3 Questions to Uncover KPIs You’re Missing

FP&A teams know there’s no shortage of metrics. But these three questions could help finance leaders uncover the KPIs that actually drive future performance.

If it feels like all eyes are on you, well, you’re probably right. Whether you’re at a major organization or a small business, stakeholders across all departments and levels look to the finance function for measures that will help them understand their future performance and set goals and strategies.

FP&A teams stuck using static planning processes tend to measure the same metrics that everyone else is measuring. That’s not only ineffective, it can be overwhelming, thanks to a deluge of data. More companies are now reaching beyond the financial data to identify and gauge KPIs. While nonfinancial metrics comprised just 10% of KPIs two years ago, CFOs expect that number to reach 30% on average by 2018, according to the Workday Adaptive PlanningCFO Indicator Report.

To shake free from the static planning shackles, finance leaders and business users must actively participate in the process: collaborating around business metrics and KPIs, gaining rapid insights with dashboards and reports based on trusted data, and using that information to inform plans and decision-making. Taking that active planning approach can mean the difference between passively watching KPIs that lag the real world and using real-time data to make nimble course corrections.

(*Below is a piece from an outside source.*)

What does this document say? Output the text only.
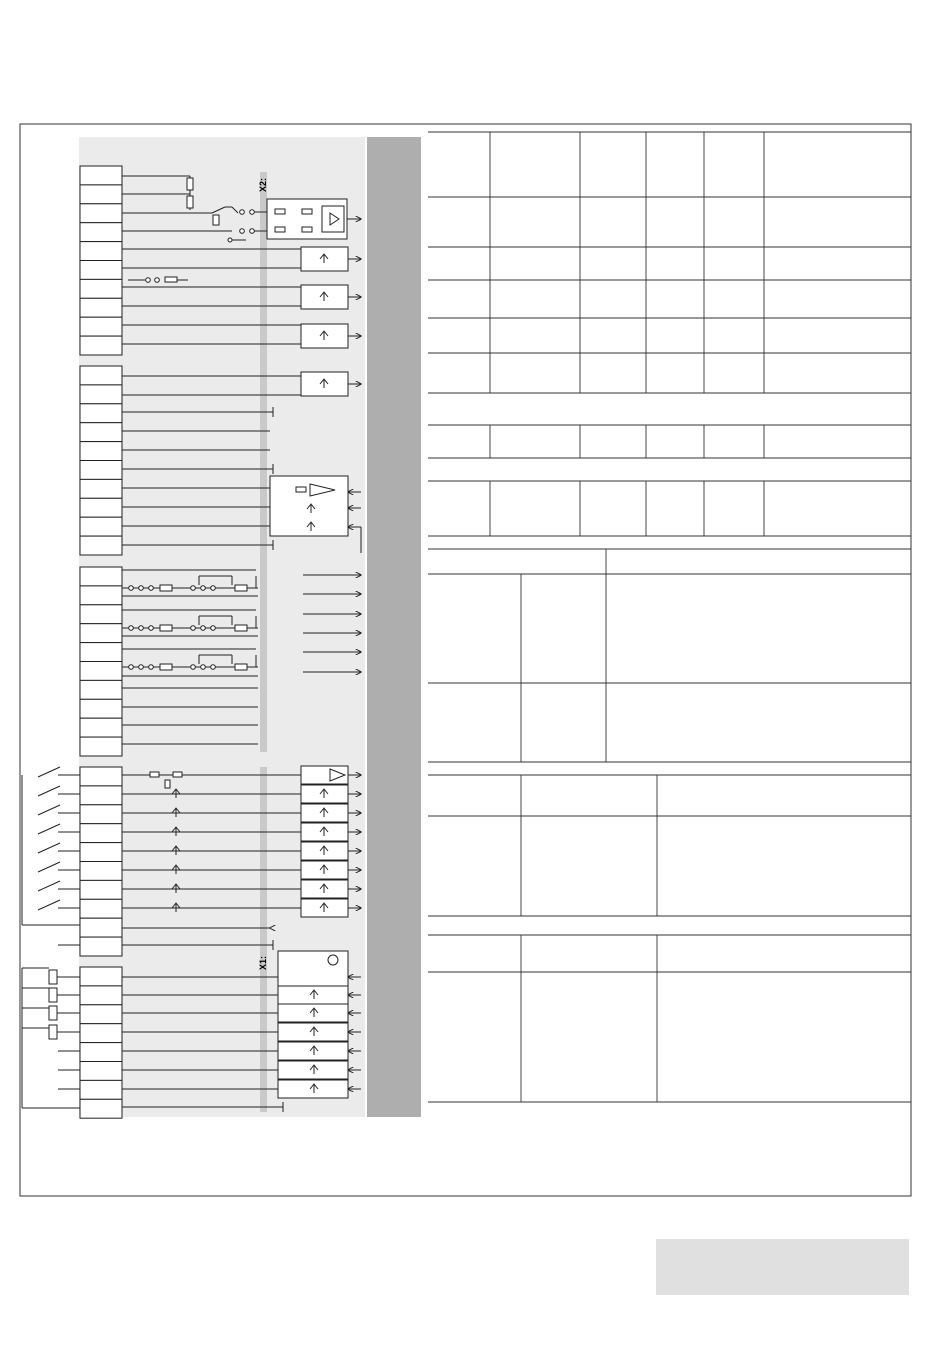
X2:
X1:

Not sure which KPIs your team might be overlooking? Consider these questions as a jumping-off point.

Who Is the Audience?

Just as there’s no one-size-fits-all list of KPIs to track, there’s no standard list of KPIs to share. Maybe the CFO wants to see both the variance and the underlying drivers of that variance. Maybe one budget manager wants to understand the booking and revenue forecasts, and another wants to drill into the granular difference by geography. Maybe the board of directors wants to understand not just how the company is performing but how it compares to peers in the industry.

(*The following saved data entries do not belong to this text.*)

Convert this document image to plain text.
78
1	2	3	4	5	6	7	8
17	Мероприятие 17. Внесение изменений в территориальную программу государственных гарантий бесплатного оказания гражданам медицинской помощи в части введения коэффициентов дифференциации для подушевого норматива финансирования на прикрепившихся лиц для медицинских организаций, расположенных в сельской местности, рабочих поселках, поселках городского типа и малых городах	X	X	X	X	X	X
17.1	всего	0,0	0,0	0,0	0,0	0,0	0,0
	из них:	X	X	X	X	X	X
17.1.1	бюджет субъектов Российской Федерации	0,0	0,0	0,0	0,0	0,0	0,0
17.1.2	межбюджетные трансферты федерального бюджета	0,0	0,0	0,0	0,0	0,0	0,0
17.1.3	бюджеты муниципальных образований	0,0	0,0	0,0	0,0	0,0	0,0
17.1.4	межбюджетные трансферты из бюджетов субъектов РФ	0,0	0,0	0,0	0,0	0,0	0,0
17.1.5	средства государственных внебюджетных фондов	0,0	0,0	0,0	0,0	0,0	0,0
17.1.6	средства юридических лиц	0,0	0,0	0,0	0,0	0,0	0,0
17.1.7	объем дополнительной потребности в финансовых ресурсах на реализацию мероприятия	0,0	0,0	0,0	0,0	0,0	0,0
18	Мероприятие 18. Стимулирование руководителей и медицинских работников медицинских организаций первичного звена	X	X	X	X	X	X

Sharing meaningful data means sharing relevant data, and you have to understand your audience to uncover the KPIs they’ll care about. Take, for instance,Papyrus.The privately held retailer of green cards and gifts has more than 500 stores across North America. Seasonality is an understandable challenge for the company, and serving up a standard set of KPIs wouldn’t have delivered enough insight to internal stakeholders. Instead, the finance team uses a sophisticated, cloud-based dashboard to get greater visibility into how products skew revenue by season, and monitor key metrics like retail store performance, inventory, and payroll.

What Is Our Strategy?

kpi是信号的性能,和执行ance should be in the service of a larger strategy. When the University of Central Florida College of Medicine was experiencing exponential growth in enrollment, it had a great problem on its hands: how to keep the momentum going, while measuring the program’s success. The UCF finance team knew they had to track KPIs beyond the usual operating budget: Are students who enter the college graduating, for instance? How many are transferring to other institutions? And where do students get placed once they graduate? Those KPIs are critical for internal stakeholders, who need to course-correct where necessary and actively forecast for future positions and training needs. But they’re also essential for recruitment efforts, with eager prospects and their parents champing at the bit for data that shows the University of Central Florida is the right fit for them.

Finding the KPIs that will support and help drive the business strategy is all but impossible unless you understand what the strategy is. Where is the organization headed? What are its strategic goals? What are the pain points that need to be obliterated and the opportunities to embrace? Only with that road map in mind can the finance team find the metrics that will move the company in that direction.

How Do We Compare?

A KPI in isolation doesn’t tell you much—it must be considered in the context of both peer and industry averages, and the company’s own past performance and future goals. Executives at Thiess Mining, which runs one of the largest mining fleets in the world, wanted to move the needle on several operating metrics. But the finance team knew that didn’t mean setting static goals and hoping for the best. “We are a process control organization,” said Ben Willey, general manager of technology systems at Thiess. “We deliver value to our clients through optimizing resources and processes, so measuring key performance indicators is critical to our business performance.”

Thiess implemented Workday Adaptive Planning to gain better visualization around the KPIs they track for every person, machine, activity, location, and consumable in the business. The impact was swift and impressive: In the first week, data gathered from the company’s fleet of trucks—compared with past performance—identified a mechanical problem that could have significantly slowed production. Instead, the fleet was fixed, and the company started achieving ROI within days of deployment.

FP&A teams know there’s no shortage of metrics to measure—especially as the parade of data and influx of nonfinancial KPIs march on. But modern finance leaders understand that a “more is more” approach will only dilute the very nature of KPIs.